- February 2022
- Serves 4
- Hands-on time 30 min, plus oven time 5-6 minutes
Lacy buckwheat pancakes are baked with spinach, mushrooms and cheese to make spectacular galettes. A pancake recipe filling enough for dinner.
Love a savoury pancake? Our seriously cheesy pancakes with ham and leeks will hit the spot.
- 21.1g (10.5g saturated)
- 18.4g (3.1g sugars)
- 75g buckwheat flour
- 5 medium free-range eggs
- 250ml semi-skimmed milk
- 20g unsalted butter, plus extra to grease
- Splash olive oil
- 300g baby mushrooms, halved
- 1 garlic clove crushed
- 1 thyme sprig, leaves stripped, plus extra to garnish
- 200g baby leaf spinach
- Finely grated zest ½ lemon
- 100g gruyère or a vegetarian alternative, grated
- Heat the oven to 180ºC fan/gas 6. Put the flour in a bowl and whisk in 1 egg, milk and a pinch of salt. Heat a large non-stick pan over a medium-high heat and lightly grease with butter. Add a ladleful of batter (about ¼ of the mixture), swirling the pan to form a large, thin pancake the diameter of the pan. Cook for 2-3 minutes until the edges of the pancake begin to curl and the underside is golden, then flip and cook for a further 2 minutes. Repeat with the remaining batter, setting the pancakes aside in a pile on a plate.

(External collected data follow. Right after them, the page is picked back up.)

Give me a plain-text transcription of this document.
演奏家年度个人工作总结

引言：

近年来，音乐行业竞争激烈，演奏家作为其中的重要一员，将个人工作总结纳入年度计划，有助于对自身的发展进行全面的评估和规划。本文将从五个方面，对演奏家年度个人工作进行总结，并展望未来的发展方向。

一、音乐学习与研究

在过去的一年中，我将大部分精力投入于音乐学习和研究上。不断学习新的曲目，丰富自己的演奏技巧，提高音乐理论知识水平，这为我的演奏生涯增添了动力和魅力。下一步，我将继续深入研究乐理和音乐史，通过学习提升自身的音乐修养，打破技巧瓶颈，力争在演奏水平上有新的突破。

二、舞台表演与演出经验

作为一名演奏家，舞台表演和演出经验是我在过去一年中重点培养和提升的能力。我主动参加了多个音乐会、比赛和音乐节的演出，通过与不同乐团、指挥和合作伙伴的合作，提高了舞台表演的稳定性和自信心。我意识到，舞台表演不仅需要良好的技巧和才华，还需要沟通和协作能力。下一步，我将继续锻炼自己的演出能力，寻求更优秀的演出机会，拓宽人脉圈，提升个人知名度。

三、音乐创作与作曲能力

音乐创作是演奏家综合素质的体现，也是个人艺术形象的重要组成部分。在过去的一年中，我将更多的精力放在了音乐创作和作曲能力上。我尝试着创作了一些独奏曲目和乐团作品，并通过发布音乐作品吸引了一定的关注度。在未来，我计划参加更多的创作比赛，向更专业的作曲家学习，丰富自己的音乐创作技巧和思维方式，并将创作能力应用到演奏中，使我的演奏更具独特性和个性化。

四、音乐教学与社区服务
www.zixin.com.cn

- In a separate pan, melt the 20g butter with a splash of olive oil. Add the mushrooms and a pinch of salt and cook for 5-6 minutes until tender and golden. Add the garlic and thyme and cook for another minute, then add the spinach and lemon zest and cook until the spinach is wilted.
- Put the pancakes on 2 large baking sheets, then divide most of the cheese among them. Top with the mushroom/spinach mixture, then make a space in the middle of each and crack an egg into it. Fold in the edges of each pancake to partially enclose the filling, leaving a gap around the yolk. Sprinkle over the remaining cheese, then bake for 5-6 minutes until crisp, the egg whites are set and the yolks are done to your liking. Sprinkle with extra thyme and serve straightaway with a green salad.
The pancakes can be made up to 1 day ahead. Cool, then keep chilled in a sealed container between layers of baking paper until ready to use.
Galettes are buckwheat pancakes, usually made with a savoury filling.